(grid) Resize triggers expensive reload


Suppose I have  a ShinobiDataGrid with a thousand rows.  It is in the detail pane of a splitview.  And it is scrolled down half way through the thousand rows.

And I have set the Autoresizing mask on the grid:

_grid.AutoresizingMask = UIViewAutoresizing.FlexibleWidth | UIViewAutoresizing.FlexibleHeight;

(I’m using C# here)

In this configuration, when I rotate the device, it triggers a reload of all the visible cells PLUS all the cells ABOVE the scroll position. It is calling PrepareCell... for roughly 500 rows of cells that it does not need.

I am wondering if this is a bug. It would seem to me that the grid should never reload the non-visible cells.

Without the AutoresizingMask line, it does not do this. But that leaves the grid in the wrong size for the new orientation of the splitview.

I do notice that none of the Xamarin samples set AutoresizingMask.


Further investigation shows this is worse than I thought.

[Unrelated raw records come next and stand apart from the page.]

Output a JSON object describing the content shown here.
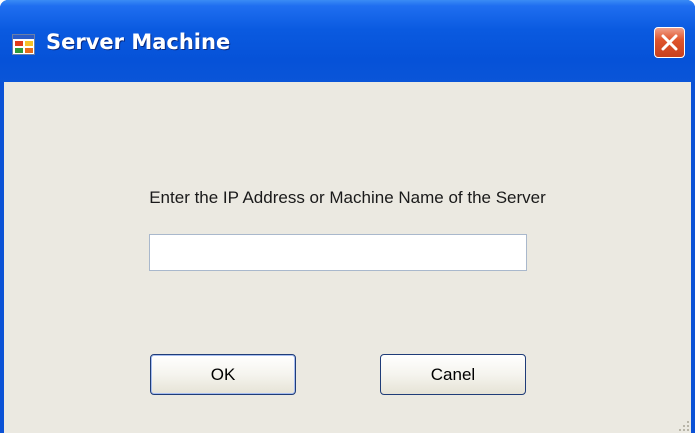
{
  "window": {
    "title": "Server Machine",
    "icon": "app-window-icon",
    "close_icon": "close-icon"
  },
  "dialog": {
    "prompt": "Enter the IP Address or Machine Name of the Server",
    "input_value": "",
    "ok_label": "OK",
    "cancel_label": "Canel"
  },
  "colors": {
    "titlebar": "#0a55d8",
    "client_background": "#ebe9e1",
    "close_button": "#e0562e"
  }
}
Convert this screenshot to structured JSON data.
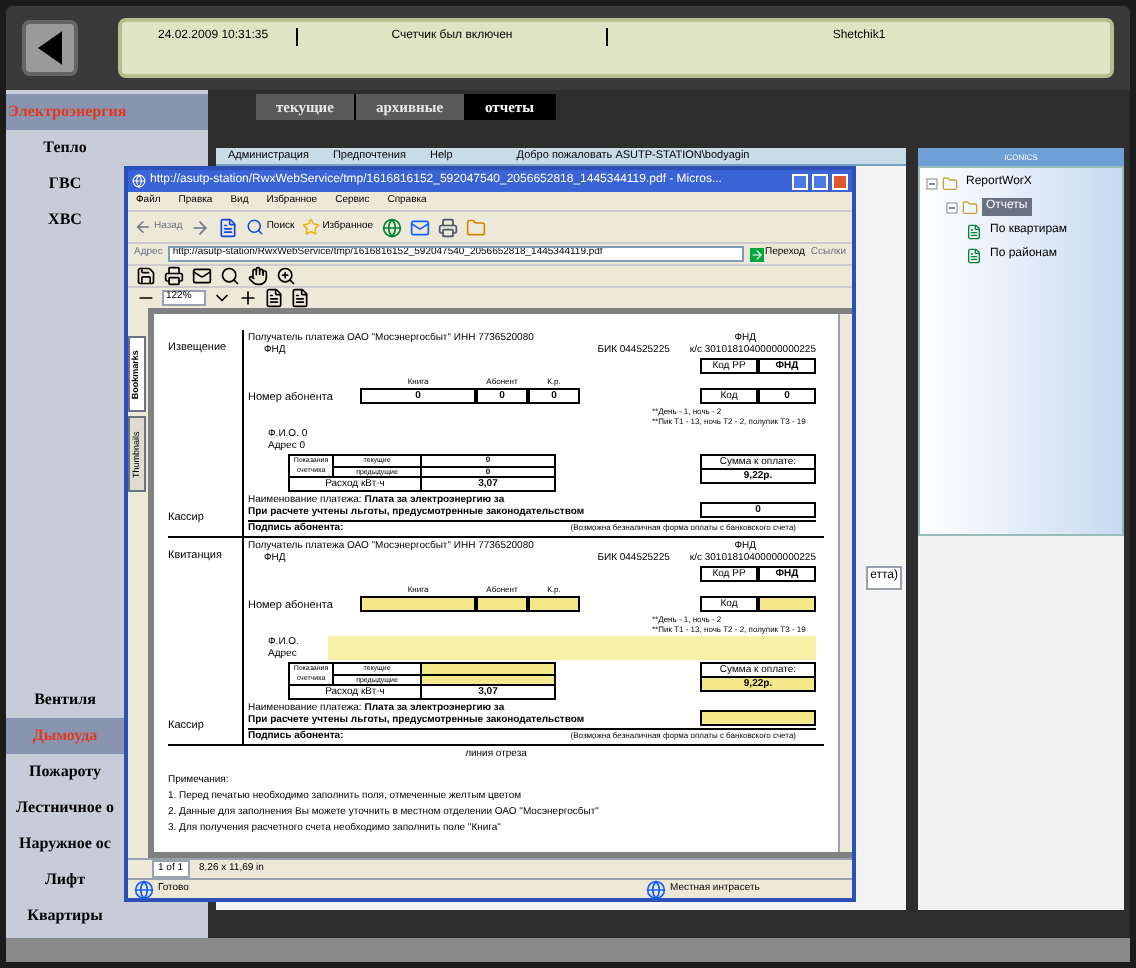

ANY call to Reload() will cause PrepareCellForDisplay() to be called for every non-visible row above the scroll position (plus the visible rows, of course).

Resize is probably just one way to end up with a call to Reload().

I speculate that the grid needs to know the heights of all those non-visble rows so that it can determine which rows are visible.  However:

(1) Since I have not overridden HeightForRow in the Delegate, shouldn’t all rows be the same height, so the calculation can be just a simple multiply?

(2) Even if it needs to call the Delegate for all those non-visible rows, does it really need to call the DataSource too?


Hello Ericsink,

This is a known issue. The grid queries the heights of all the invisible rows just so we know their heights. As you say, we could just do a simple multiplication instead of this if the HeightForRow method hasn’t been implemented.

I have forwarded on the issue to our core development team and they will be looking to optimise this behaviour in a future release. However, it must be said that without a proper investigation into the optimisation, they couldn’t tell whether or not there could be other implementation details that could arise due to your suggested fix.

In the meantime, have you considered trying to put a guard in your PrepareCellForDisplay method, so that you don’t bother preparing a cell that isn’t going to be visible?

I hope the above has helped. We really appreciate any comments you have about the API or behaviour of our controls, so keep them coming! This type of thing helps us improve the quality of our controls, and that is exactly what we are always striving to do.